Welcome to the Indeed Job Scraper! This Python project helps you automatically scrape job postings for data analyst positions in New York, NY from Indeed.com and sends the results via email. 📧
- 🚀 Automated Scraping: Scrape job listings from Indeed.
- 📊 Structured Data: Extract crucial details like job title, company, location, salary, and date posted.
- 💾 Data Storage: Save the extracted data in a CSV file.
- 📬 Email Notification: Send an email with the CSV file as an attachment.
Make sure you have the following dependencies installed:
selenium
beautifulsoup4
pandas
lxml
smtplib
You can install these dependencies using pip:
pip install selenium beautifulsoup4 pandas lxml
Download and install Geckodriver to enable Selenium to work with Firefox. Geckodriver Downloads.
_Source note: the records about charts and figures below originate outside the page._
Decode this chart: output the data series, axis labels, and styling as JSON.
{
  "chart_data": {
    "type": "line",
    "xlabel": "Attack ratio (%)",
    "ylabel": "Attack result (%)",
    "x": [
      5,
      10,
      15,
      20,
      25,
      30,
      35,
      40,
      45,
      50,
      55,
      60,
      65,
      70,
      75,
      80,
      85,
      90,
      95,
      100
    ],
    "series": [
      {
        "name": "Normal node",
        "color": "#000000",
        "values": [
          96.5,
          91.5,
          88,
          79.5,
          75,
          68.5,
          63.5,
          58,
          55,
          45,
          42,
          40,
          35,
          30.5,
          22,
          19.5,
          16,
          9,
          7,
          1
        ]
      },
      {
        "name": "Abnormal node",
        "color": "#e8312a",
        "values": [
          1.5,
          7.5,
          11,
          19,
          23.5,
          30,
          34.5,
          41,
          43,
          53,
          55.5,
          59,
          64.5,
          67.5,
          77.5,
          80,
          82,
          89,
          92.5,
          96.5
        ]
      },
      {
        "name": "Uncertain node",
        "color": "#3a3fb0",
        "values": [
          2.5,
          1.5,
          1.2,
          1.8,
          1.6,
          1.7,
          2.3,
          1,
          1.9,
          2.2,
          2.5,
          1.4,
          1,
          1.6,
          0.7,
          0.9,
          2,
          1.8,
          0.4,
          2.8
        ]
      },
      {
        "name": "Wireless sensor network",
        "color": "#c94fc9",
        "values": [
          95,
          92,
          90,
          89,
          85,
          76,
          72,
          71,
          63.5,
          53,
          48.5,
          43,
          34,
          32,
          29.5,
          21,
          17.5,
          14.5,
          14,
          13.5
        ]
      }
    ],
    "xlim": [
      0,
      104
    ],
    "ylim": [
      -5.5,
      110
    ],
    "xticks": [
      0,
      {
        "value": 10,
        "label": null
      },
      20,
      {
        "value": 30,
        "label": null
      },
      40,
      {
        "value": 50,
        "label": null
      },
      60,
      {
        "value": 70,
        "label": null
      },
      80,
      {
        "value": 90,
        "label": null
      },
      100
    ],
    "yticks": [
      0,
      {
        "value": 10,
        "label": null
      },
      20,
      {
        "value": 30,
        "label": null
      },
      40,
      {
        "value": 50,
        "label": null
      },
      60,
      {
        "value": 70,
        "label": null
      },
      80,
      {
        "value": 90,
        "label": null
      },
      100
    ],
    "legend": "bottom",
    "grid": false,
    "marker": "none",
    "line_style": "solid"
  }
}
Make sure you have access to a valid email account for sending the scraped data through SMTP.
Save the provided code to a file (e.g., main.py
) and execute it:
python main.py
Replace the sender, receiver, and email credentials with your actual email account details in the script.
sender = 'your_email@gmail.com'
receiver = 'receiver_email@gmail.com'
password = 'your_email_password'
Adjust the file paths in the script accordingly:
df.to_csv('path/to/your/directory/indeed_scraped_data.csv')
# Attachment file path
part.set_payload(open('path/to/your/directory/indeed_scraped_data.csv', 'rb').read())
The script does the following:
- Uses Selenium to navigate to Indeed.com and perform a search for data analyst jobs in New York, NY.
- Extracts job details using BeautifulSoup.
- Organizes the extracted data into a pandas DataFrame and saves it as a CSV file.
- Sends the CSV file via email using smtplib.
- Ensure Geckodriver is in your system's PATH or update the script with the correct path to Geckodriver.
- Make sure your email account settings allow less secure apps or generate an app-specific password if using two-factor authentication.
Thank you for using the Indeed Job Scraper!